O escritor húngaro Imre Kertész
sobreviveu a Auschwitz com apenas 14 anos de idade. Em seu livro Um outro
crônica de uma metamorfose, diz que o horror da morte não está na morte em si,
mas na descoberta de se estar completamente perdido diante dela.
Nos atentados coordenados em
Paris, a morte, desencadeada por atos premeditados, exerceu seu papel
dilacerante de ser também uma espécie de labirinto urbano do mal.
Labirinto em que nós, criaturas
da civilização ocidental, podemos ser jogados, como em um sorteio, por
fanáticos suicidas para morrer ou para servir de mensagem aos demais a qualquer
momento. O campo de batalha estará aonde estivermos: café, estádio, escola,
metrô, calçada, terra, água e ar. Algo como: daqui para frente, não temam mais
fantasmas e bruxas, temam a nós, seremos tão onipresentes e onipotentes quando
deus.
As razões
para uma ameaça de tamanha envergadura, dentro da lógica do ISIS ou de outros
grupos terroristas, em geral, se justificam em nome de deus e daquilo que eles
entendem como sendo divino e justo. Entendimento, no mínimo, parcial do que é a
justiça entre os homens.
Já
nós, dentro da tradição judaico-cristã, dizemos que fomos feitos à imagem e
semelhança de deus. Eu, particularmente, duvido e por uma série de motivos,
sendo o principal o fato de deus ter sido obrigado a optar por um gênero. Prefiro
a fala de Nietsche: o homem, em seu
orgulho, criou Deus, a sua imagem e semelhança. O que não significa que eu
não acredite em um poder criador. Tampouco que sim.

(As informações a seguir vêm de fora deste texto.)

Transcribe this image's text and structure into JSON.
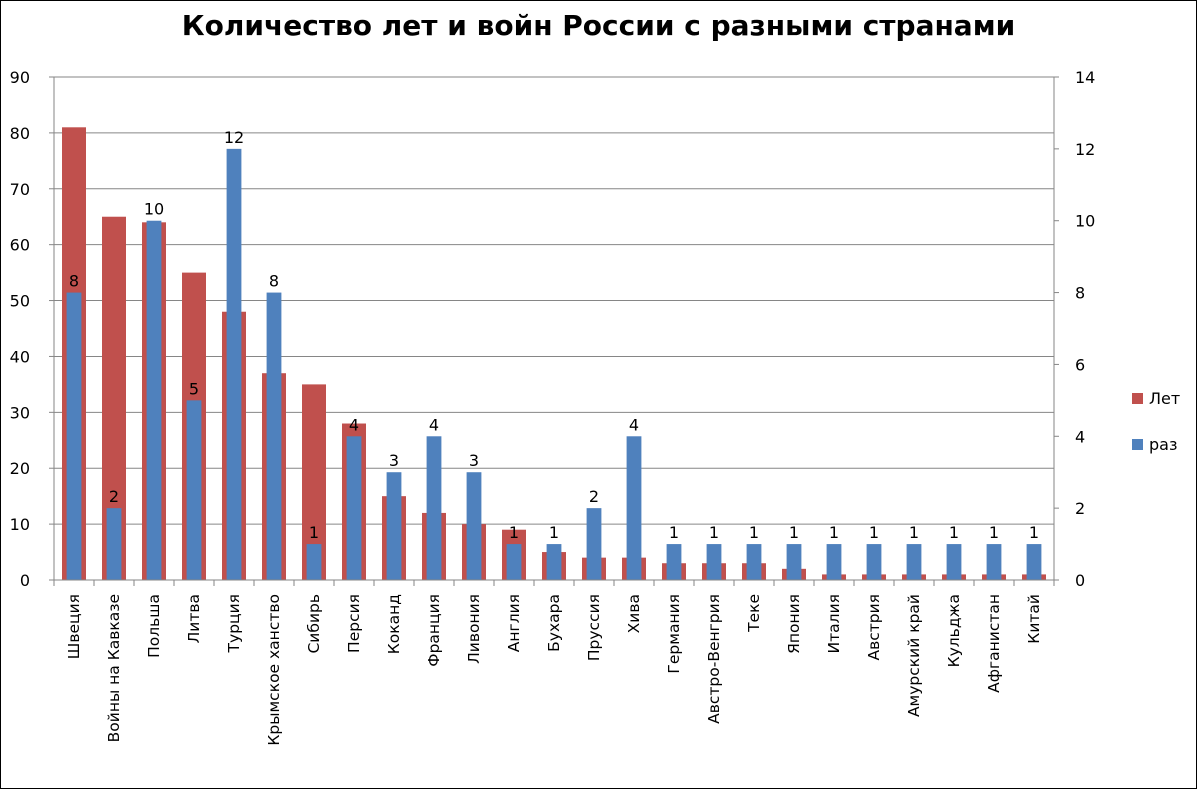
{
  "chart_data": {
    "type": "bar",
    "title": "Количество лет и войн России с разными странами",
    "categories": [
      "Швеция",
      "Войны на Кавказе",
      "Польша",
      "Литва",
      "Турция",
      "Крымское ханство",
      "Сибирь",
      "Персия",
      "Коканд",
      "Франция",
      "Ливония",
      "Англия",
      "Бухара",
      "Пруссия",
      "Хива",
      "Германия",
      "Австро-Венгрия",
      "Теке",
      "Япония",
      "Италия",
      "Австрия",
      "Амурский край",
      "Кульджа",
      "Афганистан",
      "Китай"
    ],
    "series": [
      {
        "name": "Лет",
        "axis": "left",
        "color": "#C0504D",
        "values": [
          81,
          65,
          64,
          55,
          48,
          37,
          35,
          28,
          15,
          12,
          10,
          9,
          5,
          4,
          4,
          3,
          3,
          3,
          2,
          1,
          1,
          1,
          1,
          1,
          1
        ]
      },
      {
        "name": "раз",
        "axis": "right",
        "color": "#4F81BD",
        "values": [
          8,
          2,
          10,
          5,
          12,
          8,
          1,
          4,
          3,
          4,
          3,
          1,
          1,
          2,
          4,
          1,
          1,
          1,
          1,
          1,
          1,
          1,
          1,
          1,
          1
        ],
        "data_labels": [
          8,
          2,
          10,
          5,
          12,
          8,
          1,
          4,
          3,
          4,
          3,
          1,
          1,
          2,
          4,
          1,
          1,
          1,
          1,
          1,
          1,
          1,
          1,
          1,
          1
        ]
      }
    ],
    "y_left": {
      "ylim": [
        0,
        90
      ],
      "ticks": [
        0,
        10,
        20,
        30,
        40,
        50,
        60,
        70,
        80,
        90
      ]
    },
    "y_right": {
      "ylim": [
        0,
        14
      ],
      "ticks": [
        0,
        2,
        4,
        6,
        8,
        10,
        12,
        14
      ]
    },
    "grid": true,
    "legend": "right"
  }
}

O fato é que sofremos também,
como os terroristas, da ilusão de que deus está do nosso lado. Do nosso lado está a nossa capacidade de ponderar, de pensar e de se constituir como uma
espécie.
Meu trecho favorito no Livro do
Desassossego, de Fernando Pessoa, na verdade, se resume a uma frase: estou hoje lúcido como se não existisse.
Para mim, é disso que os acontecimentos recentes tratam: da lucidez; no caso, da
falta de.
Portanto, temos de nos pensar como um todo. Ou somos seres racionais
ou não. Ou existe humanidade ou não. Perder uma parte dela já é nos colocar em
risco de extinção. Nós temos vocação para a
extinção. De guerra em guerra, temos clamado por ela, ignorando que a existência
não é infinita e que a morte pode estar mesmo cansada, ansiosa para abocanhar, de
uma só vez, o que nos resta de vida.